Il y a toujours eu une certaine insatisfaction par rapport à la formation offerte aux candidats à la mission dans la SMA, par rapport à l’équilibre à trouver entre les aspects intellectuels de la formation et l’initiation pastorale pratique. Mais on n’a jamais pu y remédier totalement. Il y a d’un côté les exigences demandées par l’Eglise et les programmes à exécuter, et de l’autre la formation adéquate en vue de la mission proprement dite. De toute façon, la formation est un processus qui dure toute la vie.
Qu’est-ce qui vous aidé à avancer malgré les défis que vous avez affrontés au fil des ans ?
– la certitude que dans toute situation où je me suis trouvé, je répondais à ma vocation missionnaire dans la SMA et que Jésus, le vivant, le Ressuscité nous conduit
– ma capacité à accepter en toute humilité ce qui m’était proposer
– des confrères, même en dehors de la sma, et des personnes qui ont été à mes côtés et qui souvent, sans le savoir, m’ont aidé dans mon cheminement.
Quels conseils donneriez-vous aux étudiants dans les maisons de formation et aux jeunes prêtres qui viennent de commencer leur mission ?
– être ouvert à tout ce qui vient et faire le tri de ce qui est utile et épanouissant pour son engagement.
– se convaincre que nous participons à une mission commune qui appartient à toute la SMA, qui nous dépasse et qui est celle de Dieu lui-même.
– considérer toute personne que nous rencontrons, chrétiens ou non, pauvres ou riches comme des envoyés de Dieu sur notre chemin
Êtes-vous heureux en tant que prêtre SMA ?
Globalement oui ! Cette question posée à une personne qui a passé toute sa vie dans la SMA me parait naïve. Autant me demander si je suis heureux de vivre. Elle fait référence à l’époque de l’engagement premier, pourquoi avoir choisi la SMA ? Je suis entré dans la SMA pour être missionnaire en milieu rural et vivre au milieu des gens comme témoin porteur de l’évangile, mais ma vie a été complètement différente de ce que j’avais imaginé. J’ai esayé d’accepter tout ce qui m’a été proposé comme des défis, des propositions propres à m’aider à développer les talents dont je pouvais disposer à mon insu.
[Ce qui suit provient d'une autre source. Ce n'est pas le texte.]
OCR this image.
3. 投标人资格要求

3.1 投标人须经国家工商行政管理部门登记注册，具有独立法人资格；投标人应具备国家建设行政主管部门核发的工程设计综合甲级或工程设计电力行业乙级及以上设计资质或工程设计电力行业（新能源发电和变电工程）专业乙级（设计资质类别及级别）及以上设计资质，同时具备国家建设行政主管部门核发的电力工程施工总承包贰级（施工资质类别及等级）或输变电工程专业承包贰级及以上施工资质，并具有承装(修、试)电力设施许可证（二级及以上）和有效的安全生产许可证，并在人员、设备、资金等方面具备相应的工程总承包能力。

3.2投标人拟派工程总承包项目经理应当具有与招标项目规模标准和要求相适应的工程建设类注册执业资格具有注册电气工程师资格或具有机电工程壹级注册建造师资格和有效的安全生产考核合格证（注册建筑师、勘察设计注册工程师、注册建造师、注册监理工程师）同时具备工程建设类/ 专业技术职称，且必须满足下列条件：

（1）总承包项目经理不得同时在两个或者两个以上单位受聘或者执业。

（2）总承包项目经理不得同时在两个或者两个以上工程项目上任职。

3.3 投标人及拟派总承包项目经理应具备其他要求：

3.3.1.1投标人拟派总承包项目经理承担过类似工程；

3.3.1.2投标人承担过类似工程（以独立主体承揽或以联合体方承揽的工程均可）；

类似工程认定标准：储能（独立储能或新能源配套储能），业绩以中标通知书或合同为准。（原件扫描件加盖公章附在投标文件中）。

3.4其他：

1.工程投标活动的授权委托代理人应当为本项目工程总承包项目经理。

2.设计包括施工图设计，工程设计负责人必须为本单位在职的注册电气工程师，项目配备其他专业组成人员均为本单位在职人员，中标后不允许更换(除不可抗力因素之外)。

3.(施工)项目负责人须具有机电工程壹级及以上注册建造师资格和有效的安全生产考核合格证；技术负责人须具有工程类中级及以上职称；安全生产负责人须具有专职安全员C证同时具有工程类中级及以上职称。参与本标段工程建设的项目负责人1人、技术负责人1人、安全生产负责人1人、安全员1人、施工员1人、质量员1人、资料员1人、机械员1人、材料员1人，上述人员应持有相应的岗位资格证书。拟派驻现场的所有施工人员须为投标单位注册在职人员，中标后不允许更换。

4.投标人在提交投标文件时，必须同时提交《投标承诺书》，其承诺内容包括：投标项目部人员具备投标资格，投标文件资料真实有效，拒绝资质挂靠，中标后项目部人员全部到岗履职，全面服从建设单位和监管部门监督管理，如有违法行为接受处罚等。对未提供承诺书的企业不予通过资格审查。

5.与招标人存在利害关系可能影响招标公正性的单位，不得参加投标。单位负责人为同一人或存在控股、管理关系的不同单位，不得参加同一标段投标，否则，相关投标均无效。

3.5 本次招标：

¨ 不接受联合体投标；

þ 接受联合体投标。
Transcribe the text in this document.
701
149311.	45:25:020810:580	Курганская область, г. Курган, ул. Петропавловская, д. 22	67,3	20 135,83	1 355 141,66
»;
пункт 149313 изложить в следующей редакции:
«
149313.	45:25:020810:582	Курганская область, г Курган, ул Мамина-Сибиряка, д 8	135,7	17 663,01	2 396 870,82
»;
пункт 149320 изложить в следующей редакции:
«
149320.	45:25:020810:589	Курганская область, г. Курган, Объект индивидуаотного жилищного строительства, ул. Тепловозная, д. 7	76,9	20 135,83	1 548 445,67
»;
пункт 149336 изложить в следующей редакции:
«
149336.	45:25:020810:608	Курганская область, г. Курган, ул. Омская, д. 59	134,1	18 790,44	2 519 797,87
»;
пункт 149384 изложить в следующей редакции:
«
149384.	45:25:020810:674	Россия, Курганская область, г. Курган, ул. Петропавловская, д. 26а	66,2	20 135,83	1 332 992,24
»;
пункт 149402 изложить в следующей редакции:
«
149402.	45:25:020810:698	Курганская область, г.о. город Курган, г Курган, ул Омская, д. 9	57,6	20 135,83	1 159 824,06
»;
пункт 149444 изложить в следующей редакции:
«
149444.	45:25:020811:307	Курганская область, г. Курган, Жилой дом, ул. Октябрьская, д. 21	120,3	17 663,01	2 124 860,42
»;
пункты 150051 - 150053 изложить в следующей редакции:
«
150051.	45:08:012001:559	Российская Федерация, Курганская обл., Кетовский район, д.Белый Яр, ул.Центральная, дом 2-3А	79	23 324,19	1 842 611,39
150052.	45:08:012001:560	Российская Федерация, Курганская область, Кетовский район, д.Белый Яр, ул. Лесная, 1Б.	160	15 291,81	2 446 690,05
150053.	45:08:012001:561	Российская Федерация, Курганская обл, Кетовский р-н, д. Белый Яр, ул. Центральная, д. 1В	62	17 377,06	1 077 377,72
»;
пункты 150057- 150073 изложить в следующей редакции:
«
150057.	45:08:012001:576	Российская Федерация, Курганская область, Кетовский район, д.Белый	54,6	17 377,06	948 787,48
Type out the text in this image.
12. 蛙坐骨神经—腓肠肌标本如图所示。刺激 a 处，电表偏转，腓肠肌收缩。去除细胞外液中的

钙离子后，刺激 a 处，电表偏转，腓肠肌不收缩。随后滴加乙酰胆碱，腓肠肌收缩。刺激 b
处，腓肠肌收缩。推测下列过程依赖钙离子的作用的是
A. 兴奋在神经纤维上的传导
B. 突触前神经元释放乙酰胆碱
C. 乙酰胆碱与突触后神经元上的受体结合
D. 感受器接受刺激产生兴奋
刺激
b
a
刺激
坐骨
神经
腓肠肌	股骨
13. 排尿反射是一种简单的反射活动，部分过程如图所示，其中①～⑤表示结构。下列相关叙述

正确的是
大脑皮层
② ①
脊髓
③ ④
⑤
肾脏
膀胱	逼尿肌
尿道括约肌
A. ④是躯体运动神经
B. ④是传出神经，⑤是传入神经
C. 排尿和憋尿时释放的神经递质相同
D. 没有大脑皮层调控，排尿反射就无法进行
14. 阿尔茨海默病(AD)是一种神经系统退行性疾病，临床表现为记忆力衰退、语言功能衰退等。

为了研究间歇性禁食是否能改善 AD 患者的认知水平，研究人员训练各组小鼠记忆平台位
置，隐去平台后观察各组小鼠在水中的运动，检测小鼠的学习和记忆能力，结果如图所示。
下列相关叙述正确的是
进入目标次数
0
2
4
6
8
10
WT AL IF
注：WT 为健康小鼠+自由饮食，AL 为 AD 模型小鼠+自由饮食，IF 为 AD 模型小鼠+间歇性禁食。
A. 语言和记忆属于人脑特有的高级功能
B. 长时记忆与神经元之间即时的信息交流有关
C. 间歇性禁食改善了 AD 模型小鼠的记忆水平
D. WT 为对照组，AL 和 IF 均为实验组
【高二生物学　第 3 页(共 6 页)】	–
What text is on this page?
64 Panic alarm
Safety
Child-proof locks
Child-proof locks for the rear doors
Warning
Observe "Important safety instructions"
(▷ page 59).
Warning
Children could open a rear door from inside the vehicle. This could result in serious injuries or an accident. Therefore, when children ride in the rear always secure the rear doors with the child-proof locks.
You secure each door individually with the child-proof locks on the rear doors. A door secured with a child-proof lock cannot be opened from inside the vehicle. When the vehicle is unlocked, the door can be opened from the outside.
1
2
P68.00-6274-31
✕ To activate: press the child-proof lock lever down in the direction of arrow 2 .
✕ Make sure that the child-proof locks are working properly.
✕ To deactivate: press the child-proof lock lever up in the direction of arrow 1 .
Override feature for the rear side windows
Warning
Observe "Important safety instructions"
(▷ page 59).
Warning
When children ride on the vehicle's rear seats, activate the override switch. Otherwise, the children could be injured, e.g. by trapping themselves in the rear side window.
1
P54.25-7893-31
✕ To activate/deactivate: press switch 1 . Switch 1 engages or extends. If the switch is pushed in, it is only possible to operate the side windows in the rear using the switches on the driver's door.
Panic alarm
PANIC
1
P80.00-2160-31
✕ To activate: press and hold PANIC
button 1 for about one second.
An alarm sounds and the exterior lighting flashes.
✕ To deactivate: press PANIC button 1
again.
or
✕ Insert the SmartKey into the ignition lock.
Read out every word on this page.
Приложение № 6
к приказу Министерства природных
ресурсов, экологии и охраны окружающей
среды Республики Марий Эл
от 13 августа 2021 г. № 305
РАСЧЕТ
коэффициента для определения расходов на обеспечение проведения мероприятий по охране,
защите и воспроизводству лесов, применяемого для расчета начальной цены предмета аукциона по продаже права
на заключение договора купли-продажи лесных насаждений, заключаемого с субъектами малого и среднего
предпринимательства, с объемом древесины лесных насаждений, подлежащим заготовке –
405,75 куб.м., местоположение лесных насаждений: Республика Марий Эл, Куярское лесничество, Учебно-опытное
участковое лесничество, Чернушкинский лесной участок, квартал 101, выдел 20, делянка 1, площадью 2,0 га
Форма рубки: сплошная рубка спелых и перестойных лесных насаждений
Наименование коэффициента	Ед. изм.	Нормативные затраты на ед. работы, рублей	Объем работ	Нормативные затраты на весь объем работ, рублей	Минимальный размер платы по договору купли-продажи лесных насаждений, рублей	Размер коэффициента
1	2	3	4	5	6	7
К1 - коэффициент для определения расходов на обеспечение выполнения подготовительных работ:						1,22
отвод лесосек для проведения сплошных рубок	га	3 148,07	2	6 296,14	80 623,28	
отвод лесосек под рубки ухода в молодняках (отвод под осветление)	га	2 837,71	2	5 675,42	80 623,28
Notre maître des novices, tout au début de notre noviciat, nous disait que le premier but de notre entrée dans la SMA est notre bonheur personnel. Dans ma vie il y a eu des hauts et des bas, des moments difficiles, de solitude, d’incompréhension, et des moments d’euphorie et de grand bonheur. J’ai appris très vite que c’est à soi-même de travailler à son propre bonheur. Il ne faut pas attendre que le bonheur nous vienne des autres. La vie est toujours un cadeau à apprécier, à utiliser avec délicatesse.